**
Regression Algorithms
**
1.Linear Regression:
from sklearn.linear_model import LinearRgression
LinearRegression(copy_X=True, fit_intercept=True, n_jobs=1, normalize=False)
Parameters:
normalize布尔型,默认为false.说明:是否对数据进行标准化处理
copy_X 布尔型,默认为true.说明:是否对X复制,如果选择false,则直接对原数据进行覆盖。(即经过中心化,标准化后,是否把新数据覆盖到原数据上)。
2.Ridge Regression(L2 norm generalization)
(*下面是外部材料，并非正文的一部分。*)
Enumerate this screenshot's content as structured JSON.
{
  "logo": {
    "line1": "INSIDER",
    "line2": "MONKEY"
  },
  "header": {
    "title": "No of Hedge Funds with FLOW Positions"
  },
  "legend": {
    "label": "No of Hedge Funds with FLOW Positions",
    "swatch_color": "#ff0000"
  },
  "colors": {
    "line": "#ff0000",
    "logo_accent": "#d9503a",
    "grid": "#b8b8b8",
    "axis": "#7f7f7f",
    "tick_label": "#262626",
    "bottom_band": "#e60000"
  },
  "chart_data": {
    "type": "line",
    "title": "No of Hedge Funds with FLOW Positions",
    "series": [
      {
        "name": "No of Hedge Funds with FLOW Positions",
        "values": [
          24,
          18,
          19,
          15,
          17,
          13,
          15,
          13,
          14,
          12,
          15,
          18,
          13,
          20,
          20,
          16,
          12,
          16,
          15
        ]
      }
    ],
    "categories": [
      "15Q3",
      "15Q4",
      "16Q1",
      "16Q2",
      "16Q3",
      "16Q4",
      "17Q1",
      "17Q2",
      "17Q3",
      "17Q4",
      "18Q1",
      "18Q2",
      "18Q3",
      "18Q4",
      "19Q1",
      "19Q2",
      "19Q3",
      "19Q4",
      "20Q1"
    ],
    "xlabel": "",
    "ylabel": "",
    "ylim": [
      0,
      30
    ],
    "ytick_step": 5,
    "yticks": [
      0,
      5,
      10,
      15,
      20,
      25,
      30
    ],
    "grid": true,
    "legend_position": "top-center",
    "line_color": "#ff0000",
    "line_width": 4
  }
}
from sklearn.linear_model import Ridge
Ridge(alpha=1.0, copy_X=True, fit_intercept=True, max_iter=None,
normalize=False, random_state=None, solver=‘auto’, tol=0.001)
solver:{‘auto’,‘svd’,‘cholesky’,‘lsqr’,‘sparse_cg’,‘sag’}
用于计算的求解方法:
'auto’根据数据类型自动选择求解器。
'svd’使用X的奇异值分解来计算Ridge系数。对于奇异矩阵比’cholesky’更稳定。
'cholesky’使用标准的scipy.linalg.solve函数来获得闭合形式的解。
'sparse_cg’使用在scipy.sparse.linalg.cg中找到的共轭梯度求解器。作为迭代算法,这个求解器比大规模数据(设置tol和max_iter的可能性)的“cholesky”更合适。
'lsqr’使用专用的正则化最小二乘常数scipy.sparse.linalg.lsqr。它是最快的,但可能不是在旧的scipy版本可用。它还使用迭代过程。
'sag’使用随机平均梯度下降。它也使用迭代过程,并且当n_samples和n_feature都很大时,通常比其他求解器更快。注意,“sag”快速收敛仅在具有近似相同尺度的特征上被保证。您可以使用sklearn.preprocessing的缩放器预处理数据。
3.Lasso Regression(L1 norm generaliization)
from sklearn.linear_model import Lasso
Lasso(alpha=1.0, copy_X=True, fit_intercept=True, max_iter=1000,
normalize=False, positive=False, precompute=False, random_state=None,
selection=‘cyclic’, tol=0.0001, warm_start=False)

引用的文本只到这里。